Большевик, подпольщик, боевик. Воспоминания И. П. Павлова | страница 82
На следующий день пошел в Таврический дворец на съезд фронтовиков. Заседал он дней десять. Говорили и говорили – Керенский, Соколов – автор приказа № 1, которым в армии отменялось чинопочитание и «ваше благородие», дважды – Плеханов. Интересно, когда он поднимался на трибуну и сходил с нее, ему хлопали, а когда сказал речь – нет. От большевиков выступал Крыленко[78], его речь пользовалась успехом. Но мне эта болтовня скоро надоела, и я перестал туда ходить. Говорили мне потом, что съезд фронтовиков принял оппортунистические решения, но какие именно – не знаю.
Был раз на заседании Государственной думы, видел там и Пуришкевича[79], и Маркова Второго[80], и Родзянко[81], и Родичева[82]. Говорили они разную ерунду, мы с галерки им свистели – конечно, это было глупо, но мы не сдержались. Каждый вечер ходил на заседания Совета рабочих и солдатских депутатов, которые проходили в зале Адмиралтейства. Однажды даже пытался выступить – по вопросу об отправке войск на фронт, но Чхеидзе[83], узнав, что я большевик, слова мне не дал, как не депутату Совета. В президиуме мы стояли с Сурицем[84], который был одновременно со мной в ссыпке в Березове. Потом он был долго послом в Турции. В Совете чаще других выступали от меньшевиков Чхеидзе и Церетели[85], от большевиков – Коллонтай[86], от эсеров – Дан[87] и Чернов[88]. Ленина и Сталина на этих заседаниях я ни разу не видел. Да там им и делать было нечего – одна говорильня. Настоящее настроение масс ковалось на заводах. Там большевики и работали.
Первое мая я провел на митингах на Марсовом поле. Перед рабочими и работницами там выступали ораторы разных политических партий. Я, как фронтовик, тоже произнес речь работницам какой-то фабрики, потом слушал Коллонтай. Она хороший, горячий была оратор, ее слушатели (и особенно слушательницы) часто плакали. Потом отправился слушать Ленина, когда увидел его на возвышении, встал с ним рядом и наблюдал его во все время его речи. Я опять постеснялся поговорить с ним по интересующему меня вопросу – может быть, еще и потому, что я как-то сам понял необходимость братания и, возвратившись на фронт, энергично его проводил.

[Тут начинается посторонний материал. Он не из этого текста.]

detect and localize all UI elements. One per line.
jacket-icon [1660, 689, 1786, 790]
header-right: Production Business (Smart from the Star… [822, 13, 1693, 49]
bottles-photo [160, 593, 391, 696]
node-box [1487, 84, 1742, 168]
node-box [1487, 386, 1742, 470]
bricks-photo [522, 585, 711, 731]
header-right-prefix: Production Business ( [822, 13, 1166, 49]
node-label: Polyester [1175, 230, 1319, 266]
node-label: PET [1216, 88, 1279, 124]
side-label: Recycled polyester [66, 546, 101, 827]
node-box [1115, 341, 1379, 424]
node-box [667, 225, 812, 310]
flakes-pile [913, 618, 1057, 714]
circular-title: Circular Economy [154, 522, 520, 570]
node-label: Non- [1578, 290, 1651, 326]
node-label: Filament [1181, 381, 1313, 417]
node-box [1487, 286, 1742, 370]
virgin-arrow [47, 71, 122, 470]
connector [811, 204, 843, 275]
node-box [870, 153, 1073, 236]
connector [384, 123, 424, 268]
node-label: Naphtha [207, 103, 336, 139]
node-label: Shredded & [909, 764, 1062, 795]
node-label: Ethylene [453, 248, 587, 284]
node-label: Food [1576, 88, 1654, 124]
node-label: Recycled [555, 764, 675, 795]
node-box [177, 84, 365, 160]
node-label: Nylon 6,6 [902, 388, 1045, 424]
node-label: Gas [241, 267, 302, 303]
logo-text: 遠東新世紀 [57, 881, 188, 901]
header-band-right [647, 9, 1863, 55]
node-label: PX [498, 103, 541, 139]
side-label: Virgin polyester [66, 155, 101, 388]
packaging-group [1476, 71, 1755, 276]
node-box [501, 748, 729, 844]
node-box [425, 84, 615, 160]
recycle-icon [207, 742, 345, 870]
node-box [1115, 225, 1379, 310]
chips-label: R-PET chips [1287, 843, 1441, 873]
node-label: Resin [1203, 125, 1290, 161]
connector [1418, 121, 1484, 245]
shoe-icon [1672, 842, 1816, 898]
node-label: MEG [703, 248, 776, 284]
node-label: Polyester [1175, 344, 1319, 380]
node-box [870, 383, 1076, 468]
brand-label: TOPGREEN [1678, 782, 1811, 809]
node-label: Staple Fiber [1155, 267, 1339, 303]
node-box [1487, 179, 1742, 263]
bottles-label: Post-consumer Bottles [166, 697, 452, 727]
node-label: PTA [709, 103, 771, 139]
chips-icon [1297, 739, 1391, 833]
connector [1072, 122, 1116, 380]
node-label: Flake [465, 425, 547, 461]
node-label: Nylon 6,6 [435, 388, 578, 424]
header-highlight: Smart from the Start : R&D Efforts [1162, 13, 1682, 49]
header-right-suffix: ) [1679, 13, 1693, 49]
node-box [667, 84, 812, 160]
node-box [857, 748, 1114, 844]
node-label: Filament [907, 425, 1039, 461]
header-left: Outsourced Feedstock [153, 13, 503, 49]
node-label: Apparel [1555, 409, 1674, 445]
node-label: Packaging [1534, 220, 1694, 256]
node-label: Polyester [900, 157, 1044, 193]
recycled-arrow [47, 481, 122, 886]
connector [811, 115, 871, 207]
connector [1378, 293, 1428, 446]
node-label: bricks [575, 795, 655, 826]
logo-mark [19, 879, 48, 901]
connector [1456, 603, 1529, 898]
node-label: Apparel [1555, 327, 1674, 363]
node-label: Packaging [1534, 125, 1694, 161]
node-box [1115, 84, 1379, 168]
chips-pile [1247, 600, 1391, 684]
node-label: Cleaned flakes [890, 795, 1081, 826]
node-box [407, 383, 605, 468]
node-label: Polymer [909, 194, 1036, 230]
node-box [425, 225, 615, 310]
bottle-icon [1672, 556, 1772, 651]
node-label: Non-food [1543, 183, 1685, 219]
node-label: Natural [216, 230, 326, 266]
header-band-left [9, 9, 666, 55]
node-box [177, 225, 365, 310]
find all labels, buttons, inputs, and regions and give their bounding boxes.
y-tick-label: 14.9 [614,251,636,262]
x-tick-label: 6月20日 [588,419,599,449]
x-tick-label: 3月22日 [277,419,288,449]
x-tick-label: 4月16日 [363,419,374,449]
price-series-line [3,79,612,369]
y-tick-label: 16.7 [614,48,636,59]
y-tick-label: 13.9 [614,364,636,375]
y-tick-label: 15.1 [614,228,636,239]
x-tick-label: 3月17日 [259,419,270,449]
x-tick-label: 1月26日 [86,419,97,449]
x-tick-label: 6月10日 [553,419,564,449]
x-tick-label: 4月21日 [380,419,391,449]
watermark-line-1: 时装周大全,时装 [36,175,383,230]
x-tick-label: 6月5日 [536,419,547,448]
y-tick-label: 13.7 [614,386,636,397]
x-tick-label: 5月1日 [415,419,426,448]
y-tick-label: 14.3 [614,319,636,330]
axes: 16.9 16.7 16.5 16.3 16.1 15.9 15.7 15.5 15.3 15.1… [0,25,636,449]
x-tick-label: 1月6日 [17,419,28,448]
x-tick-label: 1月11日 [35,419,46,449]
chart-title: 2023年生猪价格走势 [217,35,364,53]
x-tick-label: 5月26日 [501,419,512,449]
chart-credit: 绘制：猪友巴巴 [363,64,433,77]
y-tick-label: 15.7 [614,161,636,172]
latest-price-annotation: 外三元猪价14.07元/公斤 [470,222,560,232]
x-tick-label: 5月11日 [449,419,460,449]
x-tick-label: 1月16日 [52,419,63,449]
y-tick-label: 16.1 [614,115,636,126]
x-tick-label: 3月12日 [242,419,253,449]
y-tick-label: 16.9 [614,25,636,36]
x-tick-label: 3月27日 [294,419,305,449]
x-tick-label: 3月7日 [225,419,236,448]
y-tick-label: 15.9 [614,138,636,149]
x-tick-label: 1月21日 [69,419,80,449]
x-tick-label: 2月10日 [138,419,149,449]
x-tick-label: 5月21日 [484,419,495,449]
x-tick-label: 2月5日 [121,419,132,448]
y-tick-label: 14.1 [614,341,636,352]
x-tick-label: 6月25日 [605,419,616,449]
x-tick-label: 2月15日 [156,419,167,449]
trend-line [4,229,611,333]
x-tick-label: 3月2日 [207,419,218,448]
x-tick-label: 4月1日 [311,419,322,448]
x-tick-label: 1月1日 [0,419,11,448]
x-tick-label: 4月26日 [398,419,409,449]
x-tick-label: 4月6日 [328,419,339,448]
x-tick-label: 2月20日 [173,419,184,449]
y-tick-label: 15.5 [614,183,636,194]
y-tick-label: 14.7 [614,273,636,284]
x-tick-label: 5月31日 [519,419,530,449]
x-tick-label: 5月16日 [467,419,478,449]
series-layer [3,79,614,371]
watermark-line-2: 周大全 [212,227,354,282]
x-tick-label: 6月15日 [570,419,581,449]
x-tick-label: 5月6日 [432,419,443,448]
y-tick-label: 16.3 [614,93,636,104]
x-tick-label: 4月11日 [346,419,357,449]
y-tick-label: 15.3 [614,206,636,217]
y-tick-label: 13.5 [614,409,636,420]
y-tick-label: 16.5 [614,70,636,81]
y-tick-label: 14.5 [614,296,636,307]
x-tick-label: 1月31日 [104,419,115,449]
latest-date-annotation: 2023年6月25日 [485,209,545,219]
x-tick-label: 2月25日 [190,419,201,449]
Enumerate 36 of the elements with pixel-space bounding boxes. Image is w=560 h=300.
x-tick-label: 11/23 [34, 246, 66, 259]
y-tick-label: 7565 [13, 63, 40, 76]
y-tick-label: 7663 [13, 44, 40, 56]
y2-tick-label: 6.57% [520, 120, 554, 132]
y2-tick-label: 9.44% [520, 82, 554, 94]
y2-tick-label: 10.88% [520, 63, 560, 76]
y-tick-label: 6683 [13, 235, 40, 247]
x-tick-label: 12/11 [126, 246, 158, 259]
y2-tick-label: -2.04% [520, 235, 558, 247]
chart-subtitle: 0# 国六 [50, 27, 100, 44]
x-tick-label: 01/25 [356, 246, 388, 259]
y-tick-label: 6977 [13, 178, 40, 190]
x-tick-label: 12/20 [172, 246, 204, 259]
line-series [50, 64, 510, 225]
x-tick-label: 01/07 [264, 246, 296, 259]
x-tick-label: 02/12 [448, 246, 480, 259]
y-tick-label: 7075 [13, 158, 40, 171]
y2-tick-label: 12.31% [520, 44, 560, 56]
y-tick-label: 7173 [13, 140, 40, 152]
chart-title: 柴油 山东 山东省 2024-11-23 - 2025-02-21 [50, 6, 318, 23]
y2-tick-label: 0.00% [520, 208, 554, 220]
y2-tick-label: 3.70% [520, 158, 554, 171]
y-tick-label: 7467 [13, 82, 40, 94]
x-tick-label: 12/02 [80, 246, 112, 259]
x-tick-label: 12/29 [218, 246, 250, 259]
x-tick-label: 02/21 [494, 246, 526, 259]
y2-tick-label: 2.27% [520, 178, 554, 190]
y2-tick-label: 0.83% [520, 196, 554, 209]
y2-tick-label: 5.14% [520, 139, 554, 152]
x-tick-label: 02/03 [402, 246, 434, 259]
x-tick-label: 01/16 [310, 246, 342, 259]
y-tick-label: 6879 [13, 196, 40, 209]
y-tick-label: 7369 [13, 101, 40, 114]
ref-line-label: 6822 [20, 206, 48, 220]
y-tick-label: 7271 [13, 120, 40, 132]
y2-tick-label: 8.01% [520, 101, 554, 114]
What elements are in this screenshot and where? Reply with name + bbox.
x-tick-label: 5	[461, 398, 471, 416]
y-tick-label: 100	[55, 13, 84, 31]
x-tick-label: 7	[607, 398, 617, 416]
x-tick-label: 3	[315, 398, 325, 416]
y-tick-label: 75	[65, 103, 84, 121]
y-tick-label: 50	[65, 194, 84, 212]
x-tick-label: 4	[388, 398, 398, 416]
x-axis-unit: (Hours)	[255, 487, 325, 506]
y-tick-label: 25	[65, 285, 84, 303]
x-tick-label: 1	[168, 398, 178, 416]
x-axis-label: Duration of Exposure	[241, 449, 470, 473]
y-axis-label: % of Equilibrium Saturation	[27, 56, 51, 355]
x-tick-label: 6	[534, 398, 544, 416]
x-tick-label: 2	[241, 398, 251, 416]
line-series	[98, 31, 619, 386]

Участвовал я и в демонстрации против Милюкова «Дарданелльского»[89]. Демонстрация двигалась к Адмиралтейству, где заседал Совет, но на Невском, на углу библиотеки, нас обстреляли. Демонстрация рассыпалась, но значительная часть демонстрантов все же прорвалась к Адмиралтейству, ворвалась на заседание Совета и учинила там бунт против Милюкова, которого в тот же день сместили с поста министра иностранных дел.